LinkedIn forecasts a major 2016 slowdown
LinkedIn saw its stock cut nearly in half on more than 20 times its normal daily trading volume after the company posted surprisingly strong fourth-quarter results last night, with sales up 34%, to $862 million, and profit up 54%, to $0.94 per share. But its 2016 outlook on both the top and bottom lines came in well below consensus estimates.
Management expects to see growth slowing to roughly 20%, down from last year's 35% pace, as its core talent-solutions business cools off. In contrast, consensus estimates had been calling for just a minor slowdown, to 30%. In absolute numbers, LinkedIn expects $3.6 billion of sales this year, far from the $3.9 billion that Wall Street was targeting .

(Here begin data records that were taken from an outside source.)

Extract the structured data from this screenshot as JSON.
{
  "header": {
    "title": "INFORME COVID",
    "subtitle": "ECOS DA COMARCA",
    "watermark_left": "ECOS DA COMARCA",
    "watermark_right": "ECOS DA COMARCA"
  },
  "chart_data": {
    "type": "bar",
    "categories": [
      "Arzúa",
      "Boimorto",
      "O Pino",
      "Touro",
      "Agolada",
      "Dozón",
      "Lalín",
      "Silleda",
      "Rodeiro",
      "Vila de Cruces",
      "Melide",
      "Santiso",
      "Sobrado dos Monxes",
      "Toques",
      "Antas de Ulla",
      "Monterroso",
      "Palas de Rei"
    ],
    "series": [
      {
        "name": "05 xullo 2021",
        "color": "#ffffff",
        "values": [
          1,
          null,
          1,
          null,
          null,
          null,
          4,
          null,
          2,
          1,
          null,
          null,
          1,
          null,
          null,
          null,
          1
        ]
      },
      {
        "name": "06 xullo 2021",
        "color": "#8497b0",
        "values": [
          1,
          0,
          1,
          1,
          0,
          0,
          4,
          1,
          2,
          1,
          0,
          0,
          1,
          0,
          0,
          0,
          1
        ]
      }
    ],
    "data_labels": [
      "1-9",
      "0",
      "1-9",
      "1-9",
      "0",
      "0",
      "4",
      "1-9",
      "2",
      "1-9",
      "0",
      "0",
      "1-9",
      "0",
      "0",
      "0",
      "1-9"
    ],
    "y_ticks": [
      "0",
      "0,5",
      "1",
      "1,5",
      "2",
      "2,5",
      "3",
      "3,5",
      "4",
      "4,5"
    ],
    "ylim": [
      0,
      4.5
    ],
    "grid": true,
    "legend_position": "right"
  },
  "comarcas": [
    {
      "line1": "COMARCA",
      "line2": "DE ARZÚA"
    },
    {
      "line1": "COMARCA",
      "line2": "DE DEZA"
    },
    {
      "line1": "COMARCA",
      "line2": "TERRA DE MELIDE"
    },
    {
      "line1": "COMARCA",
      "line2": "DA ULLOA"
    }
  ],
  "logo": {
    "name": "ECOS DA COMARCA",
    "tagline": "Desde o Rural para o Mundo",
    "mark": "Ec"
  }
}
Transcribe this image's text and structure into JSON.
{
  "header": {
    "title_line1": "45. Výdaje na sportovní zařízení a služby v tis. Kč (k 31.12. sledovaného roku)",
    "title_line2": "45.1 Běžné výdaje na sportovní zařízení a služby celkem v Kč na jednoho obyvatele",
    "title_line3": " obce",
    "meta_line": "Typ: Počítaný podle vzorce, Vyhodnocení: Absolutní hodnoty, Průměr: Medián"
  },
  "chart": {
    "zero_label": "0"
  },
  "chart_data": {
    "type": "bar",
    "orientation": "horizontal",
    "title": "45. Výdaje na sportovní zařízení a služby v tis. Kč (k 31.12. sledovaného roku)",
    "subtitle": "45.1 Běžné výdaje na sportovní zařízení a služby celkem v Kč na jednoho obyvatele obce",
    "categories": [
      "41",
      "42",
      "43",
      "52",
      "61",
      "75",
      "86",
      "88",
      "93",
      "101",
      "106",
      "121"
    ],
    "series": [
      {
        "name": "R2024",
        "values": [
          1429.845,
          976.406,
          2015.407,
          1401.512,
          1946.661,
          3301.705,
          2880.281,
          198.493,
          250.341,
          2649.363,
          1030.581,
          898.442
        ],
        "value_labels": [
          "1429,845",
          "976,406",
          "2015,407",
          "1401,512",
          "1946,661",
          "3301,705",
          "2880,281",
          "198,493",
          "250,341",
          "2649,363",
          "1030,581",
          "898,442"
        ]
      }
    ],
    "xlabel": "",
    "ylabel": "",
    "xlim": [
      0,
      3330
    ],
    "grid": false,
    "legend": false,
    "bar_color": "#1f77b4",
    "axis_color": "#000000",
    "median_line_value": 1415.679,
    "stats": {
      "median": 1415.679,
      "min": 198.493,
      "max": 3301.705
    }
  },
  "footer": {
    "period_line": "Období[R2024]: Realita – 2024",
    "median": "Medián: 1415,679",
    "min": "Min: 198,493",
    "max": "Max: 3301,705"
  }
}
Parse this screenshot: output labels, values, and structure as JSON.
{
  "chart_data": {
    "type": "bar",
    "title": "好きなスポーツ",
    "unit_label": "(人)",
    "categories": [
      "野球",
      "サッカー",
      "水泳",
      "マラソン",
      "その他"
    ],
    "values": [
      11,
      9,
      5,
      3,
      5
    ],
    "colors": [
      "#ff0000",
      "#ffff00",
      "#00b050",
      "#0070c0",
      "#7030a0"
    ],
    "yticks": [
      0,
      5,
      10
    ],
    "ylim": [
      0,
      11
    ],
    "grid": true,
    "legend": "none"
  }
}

The same downbeat outlook applied to profits, where the company guided to $3.13 per share, representing just an 8% improvement over last year's result. Analysts were expecting closer to $3.67 per share of earnings this year. LinkedIn's profitability should drop to 27% from 29% last year, Weiner forecast. With sales growth, net income growth, and profitability all projected to slow substantially, it's no surprise that investors took a step back from the stock today.
Outerwall suffers from DVD rental slump
Outerwall fell 19% after posting fourth-quarter earnings that failed to meet Wall Street expectations. Revenue slumped by double digits as the number of DVD movie rentals in its core Redbox business plummeted by 24%.
In a press release, Outerwall's management said the dive was powered by several unfavorable trends, including a stampede toward digital consumption, weaker new-release content, and economic sensitivity around its latest price increase. As a result, even though average revenue per rental increased, overall profitability fell by 50%, and Redbox's operating margin slumped to 15% from 26% a year ago.
Management said that the division, which accounts for 80% of its sales, remains valuable despite those huge declines. "We will manage the business for profitability and cash flow, and we will continue our focus on expense management, operational efficiencies and network optimization," CEO Erik Prusch said in a press release.
However, executives described the drop in DVD rental demand as "accelerating," and said that slump makes it too difficult to forecast 2016 revenue for the time being. Outerwall issued a huge guidance range for profit though -- somewhere between $5 per share and $6.30 per share. Wall Street was expecting the kiosk operator to generate $7.14 per share, instead.